Another thing, you'd have to enclose the whole routine (not just the header) with this option since the fact that parameters are unused turns out at the end of the routine (unless you put the directive around the final `end;' or such which also obscures the matter).
That would indeed obscure the matter. What I like about Pascal is writing software that achieves the highest possible degree of transparency and translucency. A Pascal algorithm shouldn't be a bunch of tricks but an elegant expression of clear logical ideas. So, in this case, if we want the advantages of unused-parameter checking, we need a way to say "hey, this is a routine with unused parameters" or "hey, this parameter is unused". That information belongs in the header, not in the body. Next, it is a matter of compiler implementation to use that information to do the actual unused-parameter check in the body (or not). The compiler could/should remember all information specified in the header, including compiler directives.
It seems you misunderstand what compiler directives are or how they work. Compiler directives (as in GPC, and AFAIK also BP, Delphi and other compilers) switch certain compiler settings *while* the source is being processed.
The `-Wunused...' options mean (by definition) "warn about all undefined ...'s". Making it a compiler directive would then mean "warn about all undefined ...'s while the directive is turned on".
You may wish that it would mean "warn about all undefined ...'s that were declared while the directive was turned on", but that's not the way it works.
What's more like what you have in mind might be attributes on the parameters, as e.g. the GNU C compiler allows for. I've also thought about them in this context, and probably we could implement them. The disadvantages I see are (a) it adds another bit of extra nonstandard syntax (even if the attribute syntax is already there in GPC, adding another place where it's allowed means new syntax), (b) it doesn't care take of discarding function results, so we'd still want to add another thing. (I'd rather add one general thing than several more specific things, and again, adding a built-in "procedure", even with nonstandard semantics, is a less severe change than adding new syntax.)

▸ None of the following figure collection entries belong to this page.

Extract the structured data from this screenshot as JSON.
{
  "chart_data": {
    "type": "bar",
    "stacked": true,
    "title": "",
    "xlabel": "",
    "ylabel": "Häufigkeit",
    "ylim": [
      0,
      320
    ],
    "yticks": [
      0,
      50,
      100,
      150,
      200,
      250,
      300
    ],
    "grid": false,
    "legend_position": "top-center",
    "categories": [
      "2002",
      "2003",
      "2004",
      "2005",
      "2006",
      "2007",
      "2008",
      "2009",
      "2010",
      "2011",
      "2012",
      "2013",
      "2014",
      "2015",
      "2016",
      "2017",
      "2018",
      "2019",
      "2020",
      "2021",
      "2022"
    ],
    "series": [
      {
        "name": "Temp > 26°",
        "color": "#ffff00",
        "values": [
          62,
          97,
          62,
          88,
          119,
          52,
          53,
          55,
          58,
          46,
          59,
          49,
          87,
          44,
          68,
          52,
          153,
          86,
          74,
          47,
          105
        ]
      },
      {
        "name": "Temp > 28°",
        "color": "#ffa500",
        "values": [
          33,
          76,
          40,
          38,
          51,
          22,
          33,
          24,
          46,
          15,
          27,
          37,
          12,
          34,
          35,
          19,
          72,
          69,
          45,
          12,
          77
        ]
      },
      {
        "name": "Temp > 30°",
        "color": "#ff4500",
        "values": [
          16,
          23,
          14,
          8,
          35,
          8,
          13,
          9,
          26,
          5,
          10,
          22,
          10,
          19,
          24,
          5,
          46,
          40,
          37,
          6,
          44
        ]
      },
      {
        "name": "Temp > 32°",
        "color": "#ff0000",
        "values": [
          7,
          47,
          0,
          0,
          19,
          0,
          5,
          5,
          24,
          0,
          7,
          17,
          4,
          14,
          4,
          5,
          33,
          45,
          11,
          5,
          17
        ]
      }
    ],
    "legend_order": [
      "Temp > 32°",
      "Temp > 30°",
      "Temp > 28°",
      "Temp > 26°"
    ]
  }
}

In addition, since I sometimes want to discard other values (function results), it might be preferable to do both things with a common syntax.
Discarding a mechanical result value, actually returned by a function, is something completely different from the logical specification of an unused parameter. Nothing is discarded in the latter case.
Sure, something is discarded! The caller passes some value (or reference) in the parameter, and the called routine discards this value.